Sure they did.  As I quoted.  "It’s this idea that the Church is hiding something, which we would have to say as two apostles that have covered the world and know the history of the Church and know the integrity of the First Presidency and the Quorum of the Twelve from the beginning of time--there has been no attempt on the part, in any way, of the Church leaders trying to hide anything from anybody."

From the beginning of time, there has been no attempt, in any way. of the church leaders trying to hide anything from anybody.  It was odd they referenced the 1832 first vision account, because we all know that a church leader did try to hide it from not just anybody but everybody.  We're all glad it's out in the open now, at least for history's sake.  I realize you want to dismiss this as misspeaking.  I'm fine with that.  But I don't know why you keep saying they aren't saying exactly what was said.  

 

The point remains--the claim that no Church leaders have withheld information from anybody is false.  I think you agree, but are some reason arguing against Elder Ballard's words.

They were making shockingly wrong statements.  We all know it.  I'm not sure why people are trying to pretend they didn't say what they did say.  It's pretty weird to argue they didn't say that from the beginning of time Church leaders have not, in anyway, tried to hide anything from anybody.  That's what they said.  And when we say that's what they say and quote it, you say I'm misrepresenting what they said. 

That misses my point.  

That's an interesting attempts at spin, for sure.  He says they aren't hiding anything currently, which is closer to true, I'm sure, but then said from the beginning of time no Church leader in anyway, has tried to hide anything from anyone.  Sure, he references the JSP, but that doesn't really satisfy him supporting his claim.  

I question the notion that this is spontaneous. It seems that Ballard when saying what he did, read it off his notes, as someone else noted.  

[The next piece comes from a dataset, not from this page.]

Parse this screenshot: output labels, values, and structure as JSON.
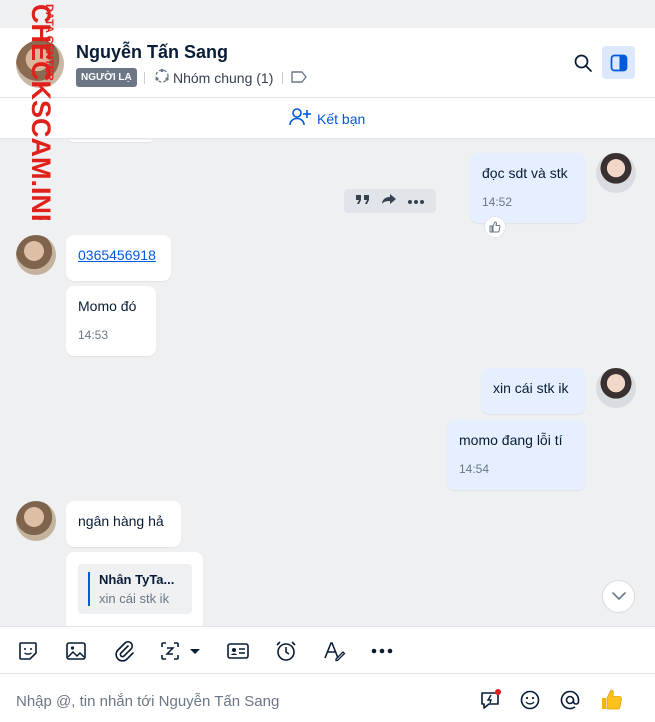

He referenced the First vision, clark.  We already know that the 1832 account was withheld.  Yet he says, "It’s this idea that the Church is hiding something, which we would have to say as two apostles that have covered the world and know the history of the Church and know the integrity of the First Presidency and the Quorum of the Twelve from the beginning of time--there has been no attempt on the part, in any way, of the Church leaders trying to hide anything from anybody."

It's like you're not willing to hear what he says.  

I'm charitable in that I say they both were really either unprepared and didn't know what they were saying, really, or they were prepared at least to some extent and really did a poor job in conveying the message.  But it's silly to say they didn't say what they did.  I'm surprised to see you continuing this game.  It doesn't sound like you.  

Except that again you are misreading just what Elder Ballard says. Look at the location of that emdash. Clearly what follows after it is a separate thought. He is not saying that "from the beginning of time there has been no attempt". He is saying that he and Elder Oaks, as two apostles, have known of the integrity of the First Presidency and the Quorum of the Twelve from the beginning of time. He is talking in this instance specifically about the leaders that he and Elder Oaks have known since their callings as apostles. He is making it clear that current Church leaders are not trying to hide anything bad from anybody.